The settlement itself was quite constrained in scale, its surrounding structures primarily fabricated from rough-hewn timber. Remarkably, the immediate vicinity bore zero visible scars of recent military engagements, looking as though the localized fires of war rarely breached this perimeter.
"This is... a remarkably unexpected landscape," Jeanne murmured to herself as she strolled down the unpretentious streets of the settlement. "I had operated under the assumption that this town would present a far more desolate face."

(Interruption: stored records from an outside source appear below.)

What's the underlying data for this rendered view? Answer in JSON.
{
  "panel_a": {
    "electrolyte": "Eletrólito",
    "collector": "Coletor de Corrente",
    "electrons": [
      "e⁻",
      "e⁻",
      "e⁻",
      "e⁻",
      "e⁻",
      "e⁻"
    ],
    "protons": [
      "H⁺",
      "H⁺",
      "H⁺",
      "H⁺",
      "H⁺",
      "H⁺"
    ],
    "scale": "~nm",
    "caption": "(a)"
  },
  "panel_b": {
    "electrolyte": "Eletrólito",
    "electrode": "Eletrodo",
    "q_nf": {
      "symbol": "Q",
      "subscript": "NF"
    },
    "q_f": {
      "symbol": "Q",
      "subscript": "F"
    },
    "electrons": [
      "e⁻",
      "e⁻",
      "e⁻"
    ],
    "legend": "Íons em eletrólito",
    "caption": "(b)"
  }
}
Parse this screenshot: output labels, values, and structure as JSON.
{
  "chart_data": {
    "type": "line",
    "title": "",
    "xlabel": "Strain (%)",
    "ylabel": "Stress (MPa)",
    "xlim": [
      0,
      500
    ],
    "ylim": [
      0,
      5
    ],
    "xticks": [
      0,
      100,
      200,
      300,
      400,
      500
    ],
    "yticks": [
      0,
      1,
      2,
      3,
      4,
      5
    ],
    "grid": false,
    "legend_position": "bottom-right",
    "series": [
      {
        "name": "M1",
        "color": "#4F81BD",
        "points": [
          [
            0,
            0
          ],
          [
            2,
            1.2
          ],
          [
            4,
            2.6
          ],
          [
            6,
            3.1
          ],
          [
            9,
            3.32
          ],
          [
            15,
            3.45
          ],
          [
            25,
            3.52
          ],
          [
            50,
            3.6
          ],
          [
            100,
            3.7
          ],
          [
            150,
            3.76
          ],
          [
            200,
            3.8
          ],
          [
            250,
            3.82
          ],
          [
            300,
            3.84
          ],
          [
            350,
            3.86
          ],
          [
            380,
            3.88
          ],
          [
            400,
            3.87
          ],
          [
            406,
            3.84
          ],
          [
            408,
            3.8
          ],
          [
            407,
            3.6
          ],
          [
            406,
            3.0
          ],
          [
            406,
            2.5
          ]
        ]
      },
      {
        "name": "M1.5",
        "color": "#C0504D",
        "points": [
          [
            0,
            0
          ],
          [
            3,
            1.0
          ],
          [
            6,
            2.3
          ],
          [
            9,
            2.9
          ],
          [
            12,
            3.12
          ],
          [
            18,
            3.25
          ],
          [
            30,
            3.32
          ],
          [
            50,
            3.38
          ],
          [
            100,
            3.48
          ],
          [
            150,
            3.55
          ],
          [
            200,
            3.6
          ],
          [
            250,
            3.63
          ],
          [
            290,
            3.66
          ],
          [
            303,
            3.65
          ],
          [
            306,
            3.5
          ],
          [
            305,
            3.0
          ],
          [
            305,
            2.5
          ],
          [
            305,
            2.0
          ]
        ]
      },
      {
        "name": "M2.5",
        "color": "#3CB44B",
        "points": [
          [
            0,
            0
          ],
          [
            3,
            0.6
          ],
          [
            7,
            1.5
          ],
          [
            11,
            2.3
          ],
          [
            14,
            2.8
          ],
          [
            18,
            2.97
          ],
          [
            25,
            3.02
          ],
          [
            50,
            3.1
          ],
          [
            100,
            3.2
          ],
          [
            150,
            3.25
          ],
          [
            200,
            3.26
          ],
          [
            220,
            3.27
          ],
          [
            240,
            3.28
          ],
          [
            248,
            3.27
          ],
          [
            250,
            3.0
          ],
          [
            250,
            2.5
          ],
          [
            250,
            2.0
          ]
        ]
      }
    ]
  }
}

"That is because this location represents one of the final remaining logistical replenishment nodes across the entire sector. If it were to be structurally compromised, those warring factions would find themselves entirely devoid of a viable baseline to resupply their units. Even the most savage of wild beasts understand not to engage in lethal combat at a shared watering hole."
A voice crystallized from the shadows directly behind Jeanne—a voice that was achingly, intensely familiar. Yet, not a single trace of startle manifested on Jeanne's visage, her posture perfectly relaxed, as if she had been fully cognizant of the individual's presence long before he chose to speak.
"I knew it. How could the Laterano authorities possibly remain so entirely unbothered as to let a mother and child depart their borders completely unescorted? So there truly was a shadow trailing them after all, hmm?"
Jeanne turned her head, her voice light as she addressed Executor, who had just stepped out into the light. Standing before her was that exceptionally rare breed of absolute, literal-minded rectitude within the borders of Laterano.
"This is not an act of covert surveillance; it is an active deployment executed strictly to guarantee their physical preservation," Executor corrected in his characteristic, clockwork cadence, his tone as precise and unyielding as an official bureaucratic brief. "As you are well aware, the ideological status of the child known as Cecilia remains, at its core, exceptionally anomalous."